Bien qu’il ne restât plus qu’un seul membre des forces spéciales, Tancrède savait que celui-ci allait lui porter le coup de grâce. Il n’aurait jamais le temps de retirer son épée et aucun blindage ne le protégeait plus. Il tourna la tête avec lenteur, s’attendant à tomber face à face avec un canon T-farad. Tout ce qu’il vit, ce fut un homme plaqué au sol et transpercé par une lance atamide, s’agitant comme un insecte épinglé sur une planche. Un guerrier s’était précipité au secours de Tancrède et avait porté un coup fatal à son dernier adversaire.
L’Atamide posa un pied griffu sur le plastron du commando à terre, puis retira la lance d’un geste sec, arrachant à l’homme un cri de douleur. Mais celui-ci ne souffrit pas plus longtemps, puisque l’Ata lui plongea la lame en plein cœur. Les mouvements spasmodiques s’arrêtèrent.
Étourdi par le violent effort qu’il avait dû fournir pour ce combat – de quelques minutes à peine, mais d’une rare intensité –, le soldat normand s’affala par terre, hors d’haleine.

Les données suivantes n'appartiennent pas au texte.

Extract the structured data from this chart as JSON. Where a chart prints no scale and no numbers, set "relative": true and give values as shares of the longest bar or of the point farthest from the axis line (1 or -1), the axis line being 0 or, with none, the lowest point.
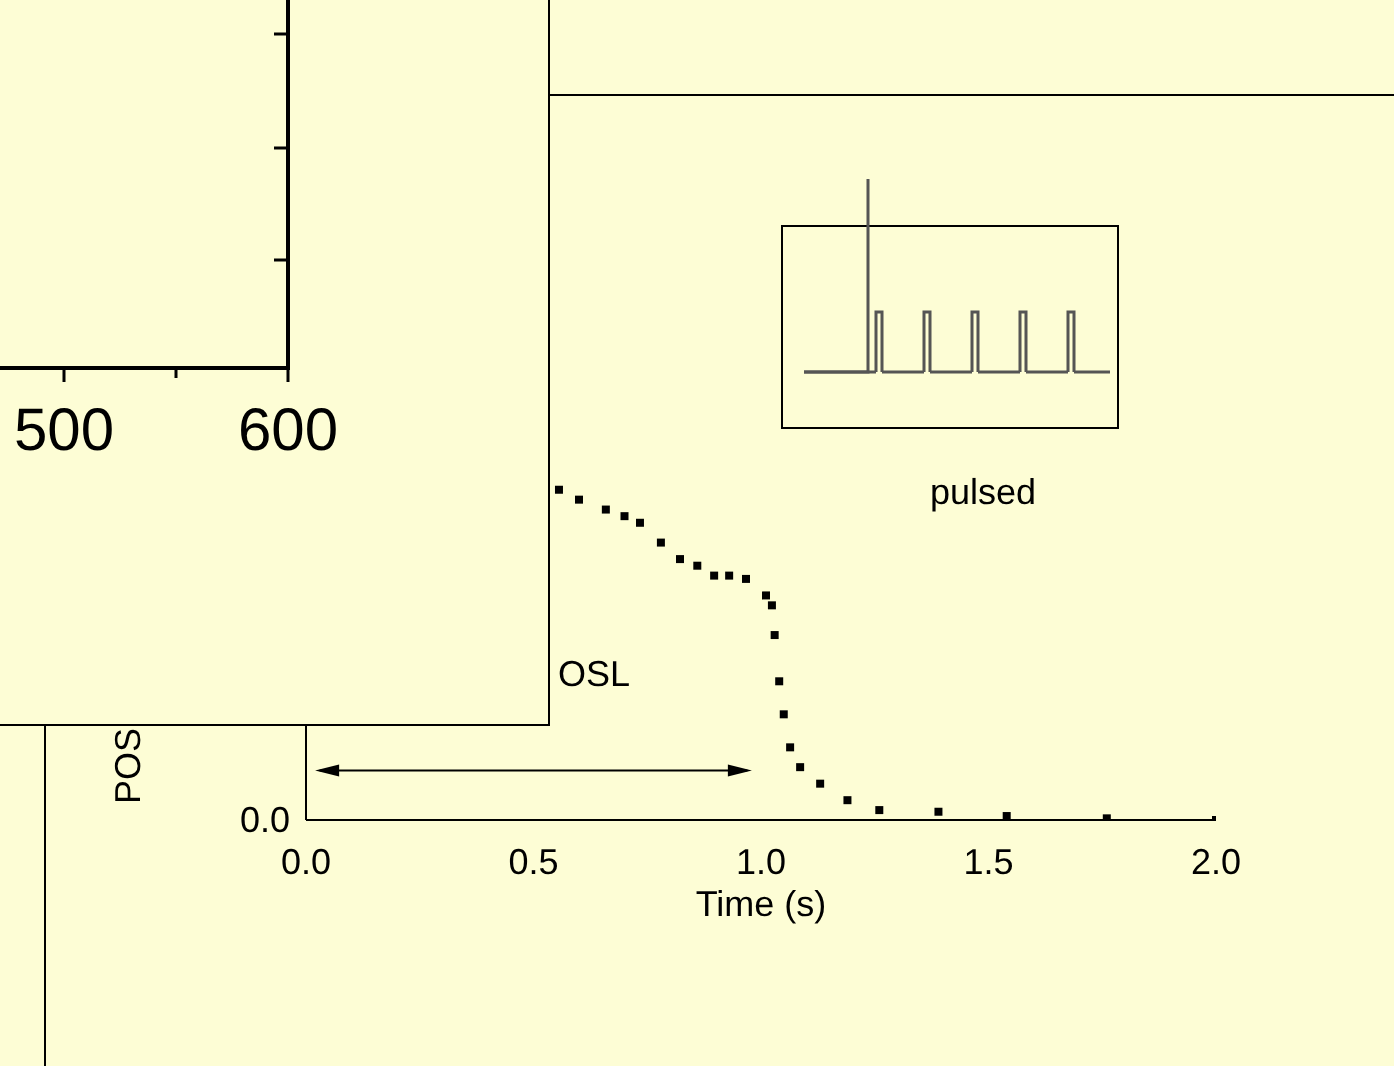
{
  "chart_data": [
    {
      "type": "scatter",
      "xlabel": "Time (s)",
      "ylabel": "POS",
      "relative": true,
      "marker": "square",
      "xlim": [
        0,
        2
      ],
      "xticks": [
        {
          "value": 0,
          "label": "0.0"
        },
        {
          "value": 0.5,
          "label": "0.5"
        },
        {
          "value": 1,
          "label": "1.0"
        },
        {
          "value": 1.5,
          "label": "1.5"
        },
        {
          "value": 2,
          "label": "2.0"
        }
      ],
      "x": [
        0.556,
        0.6,
        0.659,
        0.7,
        0.734,
        0.78,
        0.822,
        0.86,
        0.897,
        0.93,
        0.967,
        1.011,
        1.024,
        1.03,
        1.04,
        1.05,
        1.064,
        1.086,
        1.13,
        1.19,
        1.26,
        1.39,
        1.54,
        1.76,
        2.0
      ],
      "series": [
        {
          "color": "#000000",
          "values": [
            1.0,
            0.97,
            0.94,
            0.92,
            0.9,
            0.84,
            0.79,
            0.77,
            0.74,
            0.74,
            0.73,
            0.68,
            0.65,
            0.56,
            0.42,
            0.32,
            0.22,
            0.16,
            0.11,
            0.06,
            0.03,
            0.025,
            0.012,
            0.005,
            0.0
          ]
        }
      ],
      "annotations": [
        "OSL",
        "pulsed",
        "0.0"
      ]
    },
    {
      "type": "other",
      "annotations": [
        "500",
        "600"
      ]
    }
  ]
}
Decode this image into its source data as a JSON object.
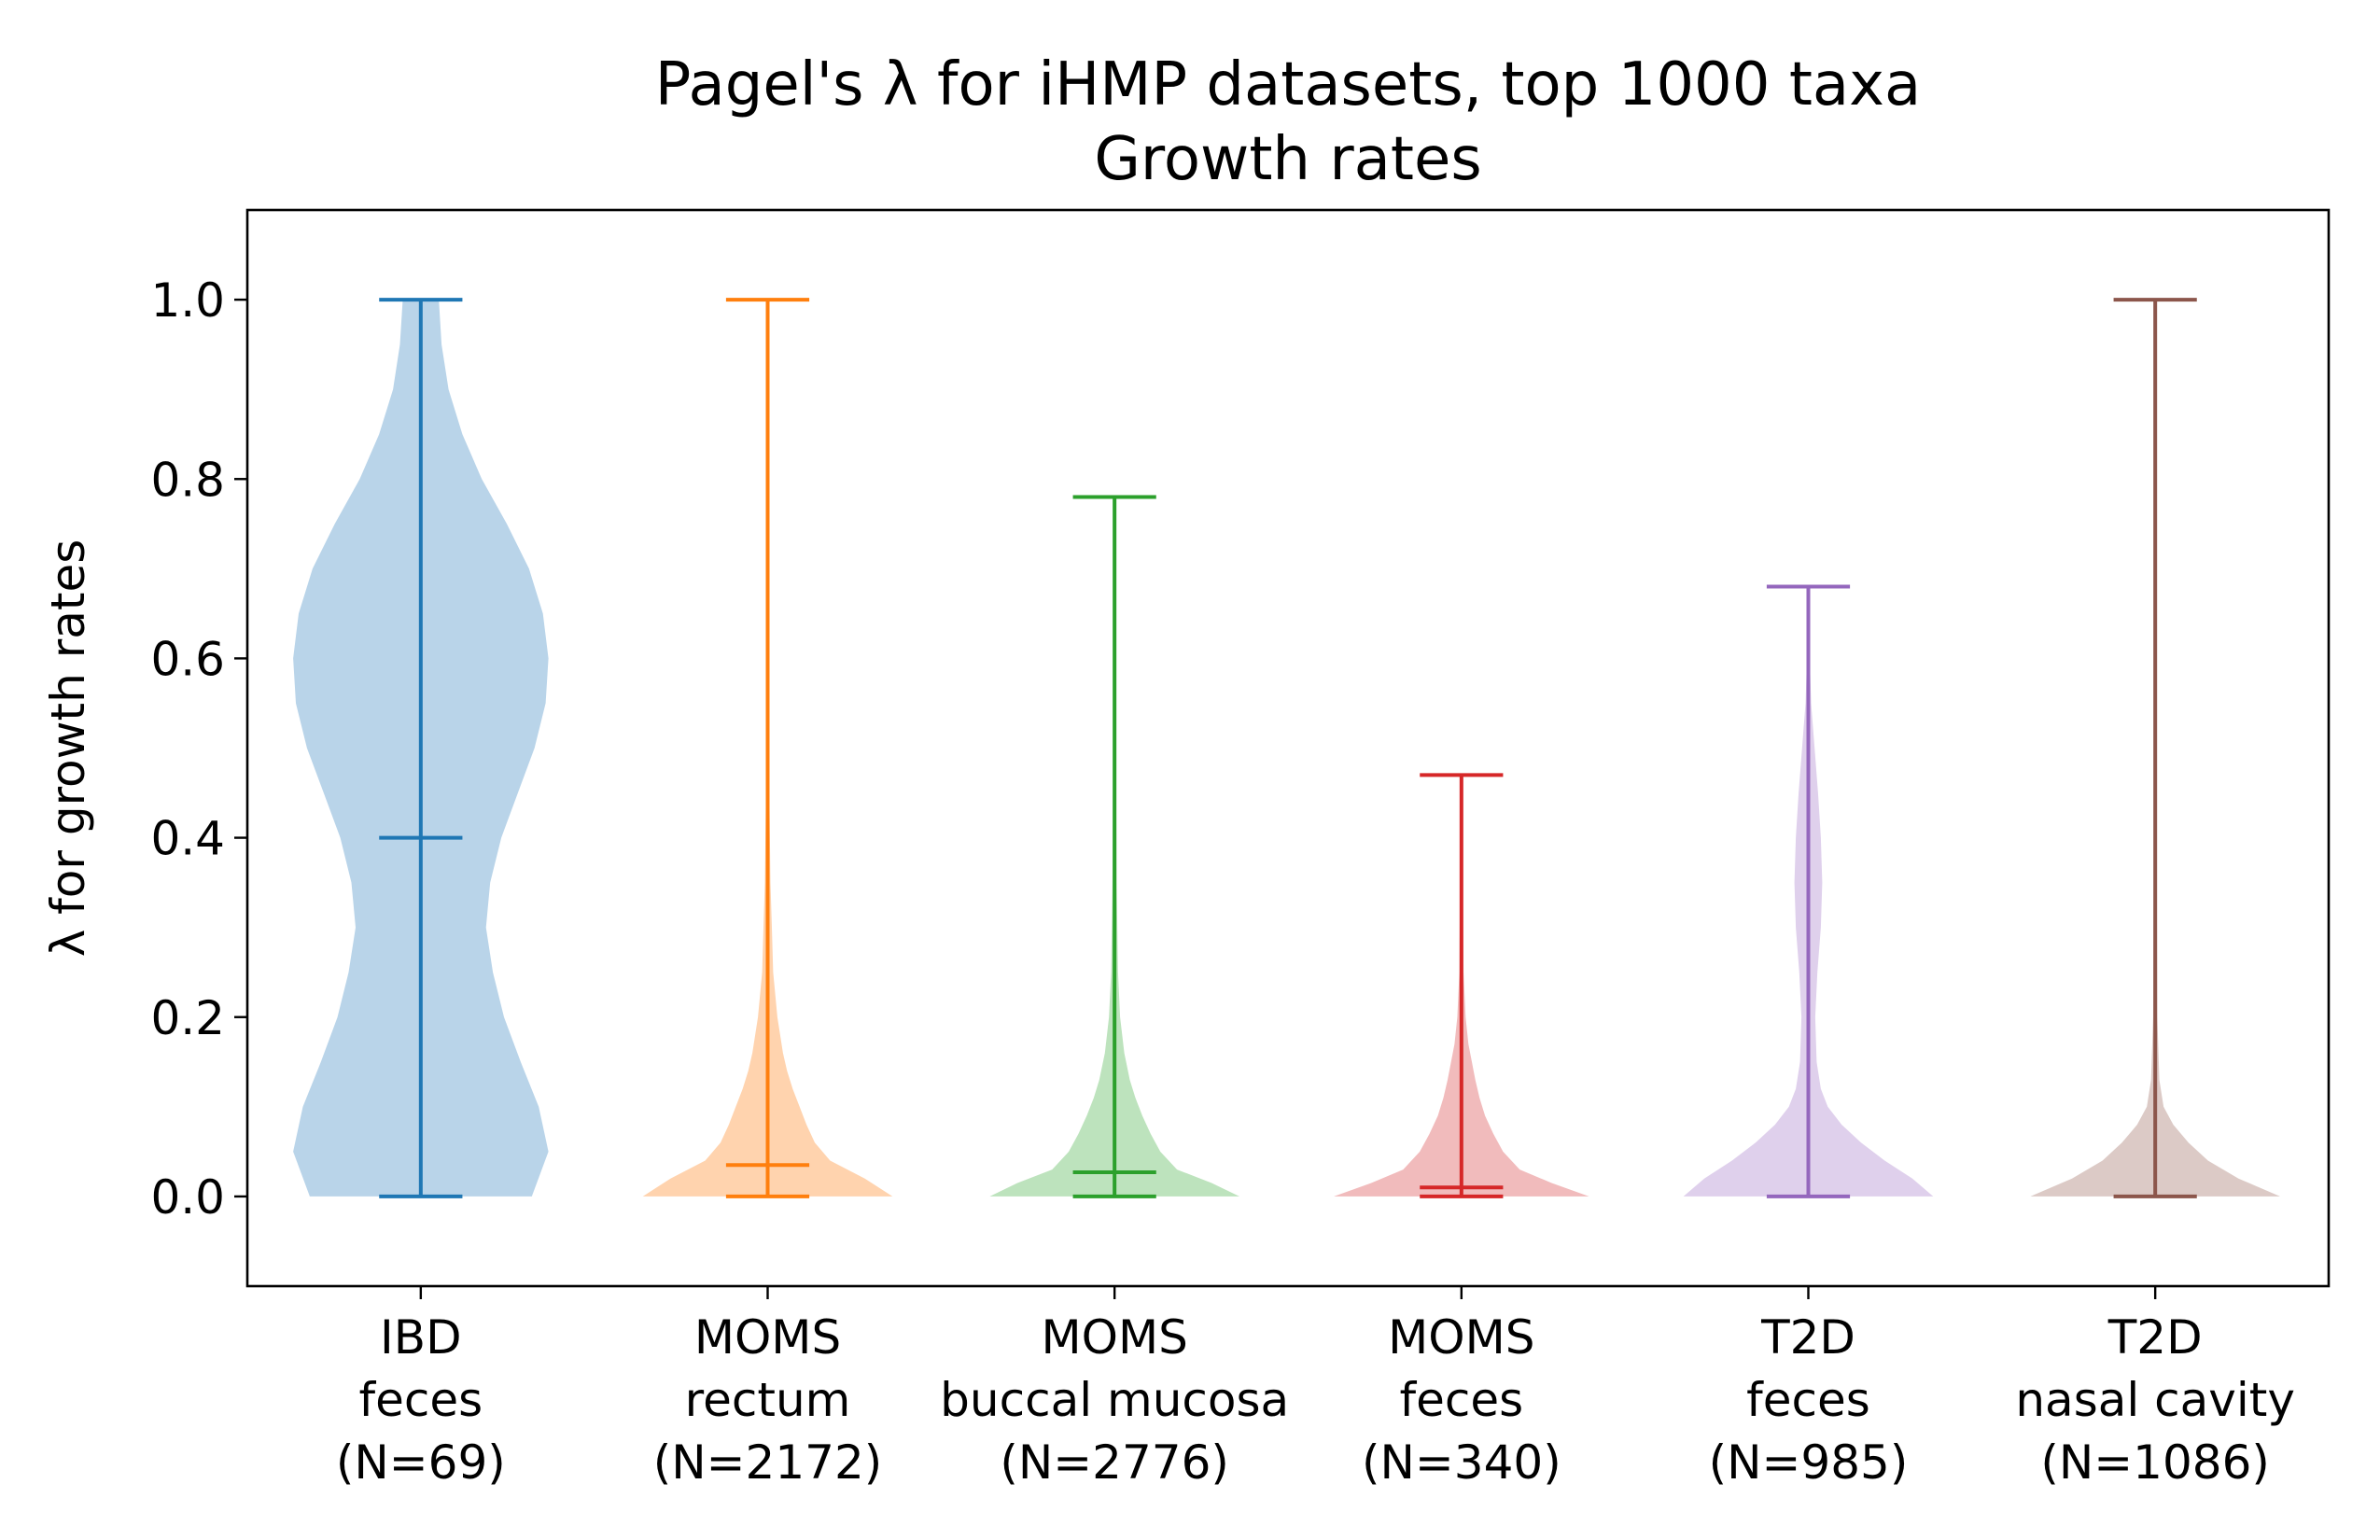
{
  "chart_data": {
    "type": "violin",
    "title_lines": [
      "Pagel's λ for iHMP datasets, top 1000 taxa",
      "Growth rates"
    ],
    "xlabel": "",
    "ylabel": "λ for growth rates",
    "ylim": [
      -0.1,
      1.1
    ],
    "yticks": [
      0.0,
      0.2,
      0.4,
      0.6,
      0.8,
      1.0
    ],
    "ytick_labels": [
      "0.0",
      "0.2",
      "0.4",
      "0.6",
      "0.8",
      "1.0"
    ],
    "grid": false,
    "legend": "none",
    "series": [
      {
        "label_lines": [
          "IBD",
          "feces",
          "(N=69)"
        ],
        "color": "#1f77b4",
        "fill": "#b9d4e9",
        "min": 0.0,
        "max": 1.0,
        "median": 0.4,
        "profile": [
          [
            0.0,
            0.8
          ],
          [
            0.05,
            0.92
          ],
          [
            0.1,
            0.85
          ],
          [
            0.15,
            0.72
          ],
          [
            0.2,
            0.6
          ],
          [
            0.25,
            0.52
          ],
          [
            0.3,
            0.47
          ],
          [
            0.35,
            0.5
          ],
          [
            0.4,
            0.58
          ],
          [
            0.45,
            0.7
          ],
          [
            0.5,
            0.82
          ],
          [
            0.55,
            0.9
          ],
          [
            0.6,
            0.92
          ],
          [
            0.65,
            0.88
          ],
          [
            0.7,
            0.78
          ],
          [
            0.75,
            0.62
          ],
          [
            0.8,
            0.44
          ],
          [
            0.85,
            0.3
          ],
          [
            0.9,
            0.2
          ],
          [
            0.95,
            0.15
          ],
          [
            1.0,
            0.13
          ]
        ]
      },
      {
        "label_lines": [
          "MOMS",
          "rectum",
          "(N=2172)"
        ],
        "color": "#ff7f0e",
        "fill": "#ffd3ae",
        "min": 0.0,
        "max": 1.0,
        "median": 0.035,
        "profile": [
          [
            0.0,
            0.9
          ],
          [
            0.02,
            0.7
          ],
          [
            0.04,
            0.45
          ],
          [
            0.06,
            0.34
          ],
          [
            0.08,
            0.28
          ],
          [
            0.1,
            0.23
          ],
          [
            0.12,
            0.18
          ],
          [
            0.14,
            0.14
          ],
          [
            0.16,
            0.11
          ],
          [
            0.2,
            0.07
          ],
          [
            0.25,
            0.04
          ],
          [
            0.3,
            0.03
          ],
          [
            0.35,
            0.02
          ],
          [
            0.45,
            0.012
          ],
          [
            0.6,
            0.01
          ],
          [
            0.8,
            0.008
          ],
          [
            1.0,
            0.008
          ]
        ]
      },
      {
        "label_lines": [
          "MOMS",
          "buccal mucosa",
          "(N=2776)"
        ],
        "color": "#2ca02c",
        "fill": "#bde3bd",
        "min": 0.0,
        "max": 0.78,
        "median": 0.027,
        "profile": [
          [
            0.0,
            0.9
          ],
          [
            0.015,
            0.7
          ],
          [
            0.03,
            0.45
          ],
          [
            0.05,
            0.33
          ],
          [
            0.07,
            0.26
          ],
          [
            0.09,
            0.2
          ],
          [
            0.11,
            0.15
          ],
          [
            0.13,
            0.11
          ],
          [
            0.16,
            0.07
          ],
          [
            0.2,
            0.04
          ],
          [
            0.25,
            0.025
          ],
          [
            0.35,
            0.015
          ],
          [
            0.5,
            0.01
          ],
          [
            0.78,
            0.008
          ]
        ]
      },
      {
        "label_lines": [
          "MOMS",
          "feces",
          "(N=340)"
        ],
        "color": "#d62728",
        "fill": "#f1bbbc",
        "min": 0.0,
        "max": 0.47,
        "median": 0.01,
        "profile": [
          [
            0.0,
            0.92
          ],
          [
            0.015,
            0.65
          ],
          [
            0.03,
            0.42
          ],
          [
            0.05,
            0.3
          ],
          [
            0.07,
            0.23
          ],
          [
            0.09,
            0.17
          ],
          [
            0.11,
            0.13
          ],
          [
            0.13,
            0.1
          ],
          [
            0.15,
            0.075
          ],
          [
            0.17,
            0.05
          ],
          [
            0.2,
            0.03
          ],
          [
            0.25,
            0.015
          ],
          [
            0.35,
            0.01
          ],
          [
            0.47,
            0.008
          ]
        ]
      },
      {
        "label_lines": [
          "T2D",
          "feces",
          "(N=985)"
        ],
        "color": "#9467bd",
        "fill": "#dfd0ec",
        "min": 0.0,
        "max": 0.68,
        "median": null,
        "profile": [
          [
            0.0,
            0.9
          ],
          [
            0.02,
            0.75
          ],
          [
            0.04,
            0.55
          ],
          [
            0.06,
            0.38
          ],
          [
            0.08,
            0.24
          ],
          [
            0.1,
            0.14
          ],
          [
            0.12,
            0.09
          ],
          [
            0.15,
            0.06
          ],
          [
            0.2,
            0.05
          ],
          [
            0.25,
            0.065
          ],
          [
            0.3,
            0.09
          ],
          [
            0.35,
            0.1
          ],
          [
            0.4,
            0.09
          ],
          [
            0.45,
            0.07
          ],
          [
            0.5,
            0.045
          ],
          [
            0.55,
            0.02
          ],
          [
            0.6,
            0.01
          ],
          [
            0.68,
            0.008
          ]
        ]
      },
      {
        "label_lines": [
          "T2D",
          "nasal cavity",
          "(N=1086)"
        ],
        "color": "#8c564b",
        "fill": "#dccac6",
        "min": 0.0,
        "max": 1.0,
        "median": null,
        "profile": [
          [
            0.0,
            0.9
          ],
          [
            0.02,
            0.6
          ],
          [
            0.04,
            0.38
          ],
          [
            0.06,
            0.24
          ],
          [
            0.08,
            0.13
          ],
          [
            0.1,
            0.06
          ],
          [
            0.13,
            0.03
          ],
          [
            0.2,
            0.015
          ],
          [
            0.4,
            0.01
          ],
          [
            0.7,
            0.008
          ],
          [
            1.0,
            0.008
          ]
        ]
      }
    ]
  }
}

Il ne remarqua ni le souffle d’air brûlant provoqué par le décollage de l’IT-jet, ni le sifflement strident des répulseurs magnétiques qui permettaient à l’appareil de rester stable à si faible altitude. Trente secondes plus tard, le jet était si loin que le son qu’il produisait n’était presque plus audible. Seul l’écho de son décollage se propageait encore dans les vallées environnantes.
Le guerrier atamide aida Tancrède à se remettre debout. Son ventre l’élançait douloureusement, même si la blessure semblait superficielle. La sur-peau l’avait en partie protégé, mais si son coup d’épée n’avait pas détruit l’arme, il serait mort. Il rétracta son casque et put enfin éponger la sueur qui dégoulinait sur son front.
« Merci », dit-il simplement au guerrier, autant pour l’avoir relevé que pour lui avoir sauvé la vie.
Bien que celui-ci ne puisse comprendre le mot, il parut parfaitement en saisir le sens. Tancrède observa alors le plateau et constata que le combat avait été aussi sanglant que bref. Les commandos étaient étendus dans diverses positions, transpercés par des lances ou abattus par Tancrède. Un peu sur la droite, le corps de Raymond de St. Gilles s’étalait face contre terre, bras et jambes en croix, une lance plantée entre les deux omoplates. Par sa symétrie, la position semblait si peu naturelle qu’on aurait juré que le comte feignait d’être mort. Pourtant, Tancrède constata qu’il ne respirait plus. C’en était fini de l’un des ultras les plus acharnés de l’ECM.